Em “When Faith Moves Mountains” (2002), Alÿs organiza o deslocamento coletivo de uma duna de areia em Lima, no Peru, mobilizando quinhentos voluntários armados com pás. A ação, de evidente futilidade do ponto de vista da eficácia geológica, redistribui radicalmente os papéis sociais habituais. Habitantes das favelas de Ventanilla, normalmente invisíveis no espaço público peruano, tornam-se protagonistas de um evento artístico internacional. Esta redistribuição de papéis constitui o verdadeiro desafio político da ação: torna visível uma população normalmente relegada para as margens da representação.

Esta dimensão política não reside no conteúdo explícito da obra, mas na sua própria forma. Ao organizar uma ação coletiva em torno de um objetivo aparentemente absurdo, Alÿs suspende temporariamente as lógicas de rentabilidade e eficácia que normalmente regem a organização social. Esta suspensão abre um espaço de possibilidade onde podem emergir outras modalidades de coexistência, ainda que temporariamente.

Rancière salienta que a arte política não consiste em representar o político, mas em reconfigurar as próprias condições da representação. As ações de Alÿs operam exatamente segundo esta lógica: não denunciam explicitamente as desigualdades sociais, mas criam situações onde essas desigualdades se tornam perceptíveis de outra forma. Em “The Green Line”, o artista não toma partido no conflito israelo-palestiniano, mas torna sensível o arbítrio de qualquer fronteira, ao mesmo tempo que a sua realidade constrangedora.

Esta abordagem encontra uma ressonância particular no contexto latino-americano, onde as relações entre arte e política foram durante muito tempo pensadas no modo do envolvimento explícito. Alÿs desenvolve uma alternativa a essa tradição, explorando as modalidades indiretas pelas quais a arte pode intervir no espaço público. As suas ações não militam por uma causa específica, mas criam situações em que os espetadores são levados a reconsiderar as suas percepções habituais do espaço social.

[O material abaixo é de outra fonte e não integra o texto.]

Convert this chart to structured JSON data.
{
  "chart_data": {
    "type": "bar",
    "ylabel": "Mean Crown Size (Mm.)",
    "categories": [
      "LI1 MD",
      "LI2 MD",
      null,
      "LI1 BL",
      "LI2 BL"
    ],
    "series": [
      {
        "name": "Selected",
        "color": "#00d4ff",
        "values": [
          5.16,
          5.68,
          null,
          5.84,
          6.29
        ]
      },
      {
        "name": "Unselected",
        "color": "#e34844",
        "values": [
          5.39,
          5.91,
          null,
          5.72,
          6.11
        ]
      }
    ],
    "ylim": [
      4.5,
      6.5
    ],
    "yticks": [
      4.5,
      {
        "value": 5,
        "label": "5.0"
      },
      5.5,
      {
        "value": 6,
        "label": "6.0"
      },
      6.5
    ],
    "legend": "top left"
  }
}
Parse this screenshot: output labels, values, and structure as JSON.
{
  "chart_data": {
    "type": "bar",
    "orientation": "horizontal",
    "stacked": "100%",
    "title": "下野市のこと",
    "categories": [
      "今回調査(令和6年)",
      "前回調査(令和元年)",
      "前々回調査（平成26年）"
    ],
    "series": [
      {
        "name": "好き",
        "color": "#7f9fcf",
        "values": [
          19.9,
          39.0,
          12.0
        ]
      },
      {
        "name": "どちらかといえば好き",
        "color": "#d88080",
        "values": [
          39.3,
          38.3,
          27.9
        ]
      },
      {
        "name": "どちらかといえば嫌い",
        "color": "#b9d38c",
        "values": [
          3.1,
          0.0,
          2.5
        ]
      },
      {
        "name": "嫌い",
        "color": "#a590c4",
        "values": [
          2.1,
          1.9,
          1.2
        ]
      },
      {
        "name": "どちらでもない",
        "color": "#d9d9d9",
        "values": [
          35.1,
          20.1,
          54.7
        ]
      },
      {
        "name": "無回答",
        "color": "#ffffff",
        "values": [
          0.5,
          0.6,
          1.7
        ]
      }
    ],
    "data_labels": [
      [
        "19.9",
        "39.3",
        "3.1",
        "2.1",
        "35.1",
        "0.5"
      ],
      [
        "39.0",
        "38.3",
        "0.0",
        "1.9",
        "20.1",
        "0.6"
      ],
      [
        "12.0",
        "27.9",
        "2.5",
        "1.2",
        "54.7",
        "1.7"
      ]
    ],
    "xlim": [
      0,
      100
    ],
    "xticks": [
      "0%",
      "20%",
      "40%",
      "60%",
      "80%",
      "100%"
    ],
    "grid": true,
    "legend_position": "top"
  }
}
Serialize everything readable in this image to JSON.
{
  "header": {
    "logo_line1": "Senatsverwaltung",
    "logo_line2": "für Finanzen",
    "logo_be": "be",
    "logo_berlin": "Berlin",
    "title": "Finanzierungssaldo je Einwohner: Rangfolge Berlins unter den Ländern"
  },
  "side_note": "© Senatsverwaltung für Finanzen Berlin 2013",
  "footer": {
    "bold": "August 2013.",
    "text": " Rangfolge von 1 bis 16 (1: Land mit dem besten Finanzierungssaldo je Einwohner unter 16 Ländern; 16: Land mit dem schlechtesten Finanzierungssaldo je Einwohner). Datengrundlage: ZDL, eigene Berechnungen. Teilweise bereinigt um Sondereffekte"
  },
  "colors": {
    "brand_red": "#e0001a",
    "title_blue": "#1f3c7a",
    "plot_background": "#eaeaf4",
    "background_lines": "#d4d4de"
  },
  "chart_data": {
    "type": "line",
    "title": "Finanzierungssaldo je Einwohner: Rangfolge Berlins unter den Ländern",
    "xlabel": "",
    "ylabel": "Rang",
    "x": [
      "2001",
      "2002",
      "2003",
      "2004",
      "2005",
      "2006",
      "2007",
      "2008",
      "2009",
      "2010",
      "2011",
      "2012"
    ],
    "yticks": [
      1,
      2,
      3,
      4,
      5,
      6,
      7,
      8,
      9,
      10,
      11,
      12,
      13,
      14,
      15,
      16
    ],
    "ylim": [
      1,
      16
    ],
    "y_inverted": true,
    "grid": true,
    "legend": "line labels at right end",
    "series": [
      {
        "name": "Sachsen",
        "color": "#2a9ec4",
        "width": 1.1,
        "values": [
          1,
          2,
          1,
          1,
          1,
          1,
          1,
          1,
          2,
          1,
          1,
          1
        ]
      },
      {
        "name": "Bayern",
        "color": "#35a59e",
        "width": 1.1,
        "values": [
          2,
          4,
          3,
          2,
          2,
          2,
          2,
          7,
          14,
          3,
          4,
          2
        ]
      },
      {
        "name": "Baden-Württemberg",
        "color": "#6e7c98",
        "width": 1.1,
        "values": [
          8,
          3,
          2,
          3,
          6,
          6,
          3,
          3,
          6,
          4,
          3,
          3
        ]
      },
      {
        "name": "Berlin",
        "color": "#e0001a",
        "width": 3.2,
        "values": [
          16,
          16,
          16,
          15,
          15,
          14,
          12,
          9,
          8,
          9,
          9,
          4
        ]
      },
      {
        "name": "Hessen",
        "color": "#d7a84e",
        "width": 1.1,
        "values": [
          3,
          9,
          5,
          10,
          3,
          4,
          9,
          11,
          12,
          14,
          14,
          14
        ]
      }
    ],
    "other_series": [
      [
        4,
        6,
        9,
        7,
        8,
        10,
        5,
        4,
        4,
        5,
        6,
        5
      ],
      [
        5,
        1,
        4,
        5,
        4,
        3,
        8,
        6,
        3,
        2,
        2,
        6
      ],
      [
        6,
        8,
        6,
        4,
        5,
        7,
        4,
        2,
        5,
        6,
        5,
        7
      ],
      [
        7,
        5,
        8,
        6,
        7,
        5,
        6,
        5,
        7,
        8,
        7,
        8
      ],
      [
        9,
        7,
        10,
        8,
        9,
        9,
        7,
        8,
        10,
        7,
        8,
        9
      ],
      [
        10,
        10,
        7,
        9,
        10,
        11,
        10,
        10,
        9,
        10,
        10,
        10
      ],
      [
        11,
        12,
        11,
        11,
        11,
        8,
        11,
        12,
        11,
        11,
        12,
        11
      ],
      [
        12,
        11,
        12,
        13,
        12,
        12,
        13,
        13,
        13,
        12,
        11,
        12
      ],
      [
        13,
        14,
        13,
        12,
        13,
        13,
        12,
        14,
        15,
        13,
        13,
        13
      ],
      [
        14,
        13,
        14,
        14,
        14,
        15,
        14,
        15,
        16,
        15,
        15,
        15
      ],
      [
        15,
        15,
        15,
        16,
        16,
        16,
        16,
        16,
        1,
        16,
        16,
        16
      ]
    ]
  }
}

A série “Children’s Games” (1999-presente) ilustra exemplarmente esta política de redistribuição perceptual. Ao documentar jogos infantis em contextos geopolíticos tensos (Afeganistão, Iraque, Ucrânia), Alÿs nunca cai no miseriabilismo, mas revela a persistência de formas de vida que escapam às lógicas da guerra. Esta persistência não constitui uma mensagem de esperança, mas um dado antropológico fundamental: apesar dos contextos mais dramáticos, a invenção lúdica continua a estruturar a experiência infantil.

Esta dimensão antropológica das obras de Alÿs encontra eco nas preocupações de Rancière relativamente à capacidade da arte para revelar formas de vida ignoradas pelos discursos dominantes. Ao documentar estes jogos infantis, o artista não produz um testemunho sobre a guerra, mas revela a coexistência de temporalidades diferentes dentro de um mesmo espaço social. Esta coexistência perturba as representações unívocas da violência geopolítica ao revelar a complexidade irredutível da realidade.

A eficácia política dessas documentações reside na sua capacidade de suspender as nossas categorias habituais de perceção. Perante imagens de crianças a brincar nos escombros de Mossul, o espectador já não pode manter uma representação uniforme da guerra. Esta suspensão das certezas perceptuais constitui, segundo Rancière, a função política específica da arte: não convencer, mas perturbar, não ensinar, mas desorientar.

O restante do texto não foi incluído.